De verwachtingen van de voorstelling Work No. 1020 Ballet waren hooggespannen. De Britse Martin Creed deed flink wat stof opwaaien in de beeldende kunst. Met hem haalt Springdance een interessante kunstenaar in huis die een dialoog met ballet aangaat. Maar als Creed bij aanvang van de voorstelling – gekleed in pak, bolhoed op zijn krullen, gitaar om en achter de microfoon – in een paar zinnen zijn publiek toespreekt, maakt hij al gauw korte metten met het idee dat hij iets van ballet af zou weten.

Creed is een minimalist. Zijn werk getiteld The lights going ON and Off, Work No. 227 (waarmee hij de Turner Prize won) was een kale ruimte waarin het licht na elke vijf seconden aan of uit ging. Maar verwacht van Creed geen minimalistische dans à la Cunningham of De Châtel, zijn benadering is veel onbevangener, hij kijkt duidelijk met de blik van een buitenstaander naar ballet. De wijze waarop hij ballet tot op het bot stript doet eerder denken aan de solo Véronique Doisneau van Jérome Bel, waarin de gelijknamige oud-corps-de-balletdanseres frasen uit balletten danst op een kaal toneel en waarin ook duidelijk wordt dat de overtuigingskracht van die losse passen zonder een groot ensemble en alle decorum vrij beperkt is.

Bij Creed doorlopen vijf balletdanseressen een aantal variaties in eenvoudige structuren als lijnen en diagonalen. Creed reduceert het ballet tot een aantal basisposities en ridiculiseert het.

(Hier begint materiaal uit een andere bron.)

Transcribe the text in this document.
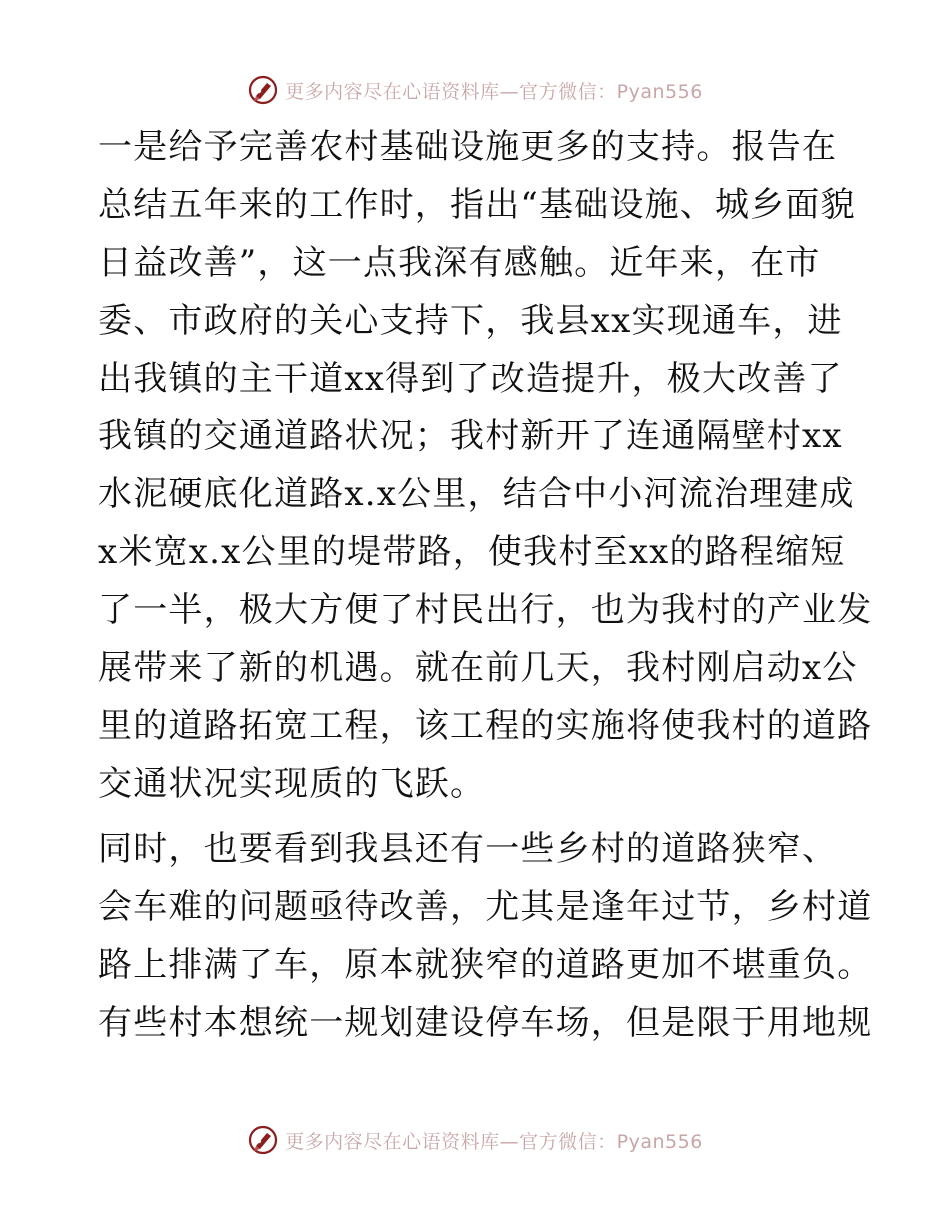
更多内容尽在心语资料库—官方微信：Pyan556
一是给予完善农村基础设施更多的支持。报告在
总结五年来的工作时，指出“基础设施、城乡面貌
日益改善”，这一点我深有感触。近年来，在市
委、市政府的关心支持下，我县xx实现通车，进
出我镇的主干道xx得到了改造提升，极大改善了
我镇的交通道路状况；我村新开了连通隔壁村xx
水泥硬底化道路x.x公里，结合中小河流治理建成
x米宽x.x公里的堤带路，使我村至xx的路程缩短
了一半，极大方便了村民出行，也为我村的产业发
展带来了新的机遇。就在前几天，我村刚启动x公
里的道路拓宽工程，该工程的实施将使我村的道路
交通状况实现质的飞跃。
同时，也要看到我县还有一些乡村的道路狭窄、
会车难的问题亟待改善，尤其是逢年过节，乡村道
路上排满了车，原本就狭窄的道路更加不堪重负。
有些村本想统一规划建设停车场，但是限于用地规
更多内容尽在心语资料库—官方微信：Pyan556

De danseressen komen op en gaan weer af door een zijdeur op het kale toneel, wat het klapdeureffect versterkt.

Het brede Akademietheatertoneel is in twee helften verdeeld, de vloer volgeplakt met rode, blauwe en rood-blauwe kruisjes, als markeringen voor de dansers, door de structuur en veelheid ervan refererend aan een abstract kunstwerk. De diagonale line-up van de muzikanten achter Creed speelt en kijkt weliswaar stoïcijns, maar de punkrockband is des te aanweziger in de sprekende verschijning van onder anderen een bassiste in panterprintjurk en een chique gekapte dame in geruit mantelpak en penny shoes.

Consequent is Creed in zijn muziek, ook zijn songteksten beperken zich tot een minimum aan tekst, ze beslaan niet meer dan het zingen van de letters van het alfabet, de cijfers een tot en met vier of een constante herhaling van een zin als ‘What’s the point?’

De toevoeging van video is interessant en uitermate geestig met beelden van honden die in lijnen en diagonalen lopen. Maar het wordt ongemakkelijker om naar te kijken als een brakende vrouw uit zijn Work No. 610 Sick Film in beeld verschijnt. Wat Creed wil zeggen met het in- en uitzoomen op een bilnaad en een gehurkte dame die een drol legt, blijft onduidelijk.

Work No. 1020 Ballet is aanvankelijk vermakelijk, maar ook vrijblijvend. De indruk die het meest beklijft is de overtuigingskracht van Creed zelf, die als performer en muzikant helemaal thuis is op het toneel.